What do you do after becoming the African American to travel in space? Sit back and enjoy the title? Not if you're Dr. Bernard Harris. The astronaut, physician and businessman started the Harris Foundation to provide education and crime-prevention programs for Houston students. He is being honored for his work this week with the FBI's Director's Community Leadership Award for the philanthropic work that he calls his biggest accomplishment.

"I see the foundation as the greatest investment I can not only make for myself but for my community and the country," the 54-year-old Texan, whose long list of "firsts" includes participating in the first joint Russian-American space flight, told the Houston Chronicle. "My goal is to enable our youth to do and become whatever they want in life."

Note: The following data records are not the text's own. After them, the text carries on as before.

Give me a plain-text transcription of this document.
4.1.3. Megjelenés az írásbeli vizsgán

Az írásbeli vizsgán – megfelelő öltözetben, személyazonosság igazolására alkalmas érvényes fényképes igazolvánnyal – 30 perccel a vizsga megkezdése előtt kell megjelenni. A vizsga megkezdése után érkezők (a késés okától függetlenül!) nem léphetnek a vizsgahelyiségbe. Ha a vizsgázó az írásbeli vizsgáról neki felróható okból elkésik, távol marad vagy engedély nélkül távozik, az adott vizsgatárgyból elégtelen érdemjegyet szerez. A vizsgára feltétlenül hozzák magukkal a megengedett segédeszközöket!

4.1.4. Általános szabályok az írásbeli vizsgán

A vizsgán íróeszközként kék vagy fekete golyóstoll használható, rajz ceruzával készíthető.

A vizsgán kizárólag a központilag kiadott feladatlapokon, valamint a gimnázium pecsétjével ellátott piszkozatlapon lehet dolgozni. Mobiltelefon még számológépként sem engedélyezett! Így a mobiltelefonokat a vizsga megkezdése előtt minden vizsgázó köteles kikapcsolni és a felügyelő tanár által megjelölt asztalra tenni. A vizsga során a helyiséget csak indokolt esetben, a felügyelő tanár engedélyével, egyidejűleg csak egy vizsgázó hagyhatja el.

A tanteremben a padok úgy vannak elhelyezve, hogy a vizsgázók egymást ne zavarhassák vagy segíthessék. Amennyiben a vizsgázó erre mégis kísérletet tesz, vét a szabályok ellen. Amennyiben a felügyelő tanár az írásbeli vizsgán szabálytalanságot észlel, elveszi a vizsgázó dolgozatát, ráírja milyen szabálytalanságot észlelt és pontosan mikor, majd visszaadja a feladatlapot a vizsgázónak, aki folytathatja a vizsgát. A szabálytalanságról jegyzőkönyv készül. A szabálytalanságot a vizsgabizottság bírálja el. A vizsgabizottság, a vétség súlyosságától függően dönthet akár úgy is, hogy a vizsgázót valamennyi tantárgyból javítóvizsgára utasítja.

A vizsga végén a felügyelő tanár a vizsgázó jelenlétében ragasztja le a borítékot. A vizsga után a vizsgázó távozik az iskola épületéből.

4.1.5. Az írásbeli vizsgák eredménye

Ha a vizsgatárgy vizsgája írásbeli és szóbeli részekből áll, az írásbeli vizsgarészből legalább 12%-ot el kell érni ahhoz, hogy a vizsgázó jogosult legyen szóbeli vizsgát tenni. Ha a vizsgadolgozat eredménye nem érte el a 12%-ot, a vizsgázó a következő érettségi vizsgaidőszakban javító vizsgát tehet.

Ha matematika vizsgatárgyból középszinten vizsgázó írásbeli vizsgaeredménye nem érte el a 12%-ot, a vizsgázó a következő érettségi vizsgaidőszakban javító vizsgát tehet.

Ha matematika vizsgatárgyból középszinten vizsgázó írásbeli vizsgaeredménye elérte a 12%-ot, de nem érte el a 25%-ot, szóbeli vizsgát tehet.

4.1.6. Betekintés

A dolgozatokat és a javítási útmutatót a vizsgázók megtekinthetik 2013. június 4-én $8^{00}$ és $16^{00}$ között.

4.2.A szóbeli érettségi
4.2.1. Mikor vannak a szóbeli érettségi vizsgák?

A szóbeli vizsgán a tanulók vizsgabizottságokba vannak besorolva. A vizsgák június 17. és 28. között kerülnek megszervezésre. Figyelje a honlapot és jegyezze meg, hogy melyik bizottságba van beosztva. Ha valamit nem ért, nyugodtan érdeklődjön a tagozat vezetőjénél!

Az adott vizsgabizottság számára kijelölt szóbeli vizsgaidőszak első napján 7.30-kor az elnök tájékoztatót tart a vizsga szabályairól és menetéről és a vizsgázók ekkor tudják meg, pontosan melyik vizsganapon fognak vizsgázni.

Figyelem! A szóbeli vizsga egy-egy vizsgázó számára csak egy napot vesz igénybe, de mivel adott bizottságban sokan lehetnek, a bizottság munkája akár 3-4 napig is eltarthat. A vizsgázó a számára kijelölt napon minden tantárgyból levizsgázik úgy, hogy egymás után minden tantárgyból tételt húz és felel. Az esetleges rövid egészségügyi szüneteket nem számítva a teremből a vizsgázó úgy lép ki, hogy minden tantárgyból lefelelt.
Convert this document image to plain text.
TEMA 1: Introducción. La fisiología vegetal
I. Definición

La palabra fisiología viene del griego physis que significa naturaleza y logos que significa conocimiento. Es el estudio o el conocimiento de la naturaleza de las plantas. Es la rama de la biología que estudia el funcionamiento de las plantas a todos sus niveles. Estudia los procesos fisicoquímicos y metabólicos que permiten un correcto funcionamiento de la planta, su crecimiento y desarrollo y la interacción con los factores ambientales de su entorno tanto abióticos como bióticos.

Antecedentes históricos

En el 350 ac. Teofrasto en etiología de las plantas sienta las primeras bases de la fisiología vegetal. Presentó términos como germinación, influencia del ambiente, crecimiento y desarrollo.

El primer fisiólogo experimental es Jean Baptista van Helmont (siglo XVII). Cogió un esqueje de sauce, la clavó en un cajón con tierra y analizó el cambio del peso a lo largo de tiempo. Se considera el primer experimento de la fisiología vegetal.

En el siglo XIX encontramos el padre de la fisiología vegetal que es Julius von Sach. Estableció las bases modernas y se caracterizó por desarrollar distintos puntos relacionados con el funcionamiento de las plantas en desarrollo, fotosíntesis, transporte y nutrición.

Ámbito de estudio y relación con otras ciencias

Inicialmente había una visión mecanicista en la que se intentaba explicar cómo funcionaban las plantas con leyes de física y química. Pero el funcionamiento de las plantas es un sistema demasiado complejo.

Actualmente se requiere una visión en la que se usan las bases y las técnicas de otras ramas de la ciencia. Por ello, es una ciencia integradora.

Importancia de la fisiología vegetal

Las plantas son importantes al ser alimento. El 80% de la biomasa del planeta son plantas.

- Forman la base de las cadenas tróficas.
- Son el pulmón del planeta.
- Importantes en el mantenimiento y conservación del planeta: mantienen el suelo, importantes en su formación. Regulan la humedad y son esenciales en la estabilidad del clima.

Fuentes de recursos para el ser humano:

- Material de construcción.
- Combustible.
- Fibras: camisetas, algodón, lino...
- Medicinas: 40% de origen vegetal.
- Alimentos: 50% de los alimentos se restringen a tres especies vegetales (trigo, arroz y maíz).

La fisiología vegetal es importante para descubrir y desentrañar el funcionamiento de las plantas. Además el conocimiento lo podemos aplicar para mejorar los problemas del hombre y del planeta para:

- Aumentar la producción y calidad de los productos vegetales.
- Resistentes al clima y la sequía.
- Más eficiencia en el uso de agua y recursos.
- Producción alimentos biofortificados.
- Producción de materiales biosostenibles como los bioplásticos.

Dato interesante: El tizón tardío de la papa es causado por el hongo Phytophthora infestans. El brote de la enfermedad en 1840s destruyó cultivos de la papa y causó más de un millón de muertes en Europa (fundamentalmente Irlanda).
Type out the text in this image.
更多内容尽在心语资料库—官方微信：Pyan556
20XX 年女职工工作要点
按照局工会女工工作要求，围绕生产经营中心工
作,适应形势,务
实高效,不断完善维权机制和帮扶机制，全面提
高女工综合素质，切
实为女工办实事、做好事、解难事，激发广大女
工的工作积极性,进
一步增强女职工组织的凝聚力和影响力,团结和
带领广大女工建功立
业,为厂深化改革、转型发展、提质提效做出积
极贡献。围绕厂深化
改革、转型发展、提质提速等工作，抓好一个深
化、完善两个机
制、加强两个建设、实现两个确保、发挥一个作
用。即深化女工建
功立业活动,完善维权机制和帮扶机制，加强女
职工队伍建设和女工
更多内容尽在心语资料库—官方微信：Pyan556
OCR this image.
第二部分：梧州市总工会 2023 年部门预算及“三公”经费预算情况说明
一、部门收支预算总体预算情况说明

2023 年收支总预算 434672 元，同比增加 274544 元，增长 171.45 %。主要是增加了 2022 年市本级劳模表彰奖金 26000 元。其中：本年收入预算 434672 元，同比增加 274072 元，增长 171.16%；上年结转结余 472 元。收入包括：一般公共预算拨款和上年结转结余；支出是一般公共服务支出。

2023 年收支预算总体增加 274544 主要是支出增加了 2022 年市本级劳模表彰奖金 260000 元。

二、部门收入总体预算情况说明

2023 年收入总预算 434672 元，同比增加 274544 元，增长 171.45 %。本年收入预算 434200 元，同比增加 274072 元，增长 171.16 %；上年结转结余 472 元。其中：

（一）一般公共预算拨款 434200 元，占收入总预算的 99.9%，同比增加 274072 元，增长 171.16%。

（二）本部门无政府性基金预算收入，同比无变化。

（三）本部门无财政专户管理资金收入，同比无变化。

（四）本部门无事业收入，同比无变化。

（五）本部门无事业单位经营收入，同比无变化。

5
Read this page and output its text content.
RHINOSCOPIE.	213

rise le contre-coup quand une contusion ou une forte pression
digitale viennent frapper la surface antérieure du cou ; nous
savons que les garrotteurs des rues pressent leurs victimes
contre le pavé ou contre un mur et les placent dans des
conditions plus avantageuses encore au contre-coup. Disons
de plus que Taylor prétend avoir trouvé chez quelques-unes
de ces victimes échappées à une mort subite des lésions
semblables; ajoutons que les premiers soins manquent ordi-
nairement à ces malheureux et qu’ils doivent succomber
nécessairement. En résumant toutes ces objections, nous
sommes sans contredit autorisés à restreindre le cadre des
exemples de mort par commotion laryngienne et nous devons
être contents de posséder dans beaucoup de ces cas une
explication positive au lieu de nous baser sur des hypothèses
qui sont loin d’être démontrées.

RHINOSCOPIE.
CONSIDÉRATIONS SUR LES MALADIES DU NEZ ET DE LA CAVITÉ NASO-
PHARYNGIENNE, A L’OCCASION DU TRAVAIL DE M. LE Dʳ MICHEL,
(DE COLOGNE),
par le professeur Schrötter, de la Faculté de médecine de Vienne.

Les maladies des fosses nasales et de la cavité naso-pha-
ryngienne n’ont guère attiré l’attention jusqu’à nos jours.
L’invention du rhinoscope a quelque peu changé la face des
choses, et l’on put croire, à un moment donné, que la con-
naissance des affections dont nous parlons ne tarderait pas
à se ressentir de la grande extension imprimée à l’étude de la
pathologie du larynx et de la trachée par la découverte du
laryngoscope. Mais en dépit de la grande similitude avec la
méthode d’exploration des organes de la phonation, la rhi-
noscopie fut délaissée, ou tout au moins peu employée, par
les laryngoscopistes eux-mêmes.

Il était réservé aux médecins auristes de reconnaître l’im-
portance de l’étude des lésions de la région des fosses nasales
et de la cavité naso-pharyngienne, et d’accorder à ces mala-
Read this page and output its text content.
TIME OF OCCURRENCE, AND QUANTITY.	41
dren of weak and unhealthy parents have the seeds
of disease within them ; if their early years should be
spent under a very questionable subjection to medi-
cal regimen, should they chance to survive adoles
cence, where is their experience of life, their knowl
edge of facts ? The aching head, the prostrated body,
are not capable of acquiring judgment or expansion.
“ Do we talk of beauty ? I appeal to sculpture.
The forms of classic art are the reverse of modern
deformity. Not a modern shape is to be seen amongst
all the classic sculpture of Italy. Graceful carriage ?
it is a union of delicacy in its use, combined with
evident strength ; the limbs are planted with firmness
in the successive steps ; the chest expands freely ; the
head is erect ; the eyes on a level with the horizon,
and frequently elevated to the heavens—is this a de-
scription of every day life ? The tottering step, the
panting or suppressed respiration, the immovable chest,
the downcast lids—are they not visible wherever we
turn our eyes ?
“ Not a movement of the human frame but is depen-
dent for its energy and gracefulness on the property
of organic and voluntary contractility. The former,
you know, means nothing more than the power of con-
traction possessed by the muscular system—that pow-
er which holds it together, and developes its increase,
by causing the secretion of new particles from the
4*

Harris said his work is all about helping kids make the right choices, even when the society they live in doesn't nurture them. "Growing up as a minority in this country, when I was thinking about becoming an astronaut and a physician, the world around me didn't support that," said Harris. "Everyone is born in this world with the ability to do whatever they desire to do. We hope to encourage the idea that if you listen to yourself, it will lead you to what you want to do in life."

His honor was presented at FBI headquarters in Washington, D.C., where he confessed that another of his childhood dreams was to become a federal agent. At the rate he's going, we wouldn't put it past him to pursue it.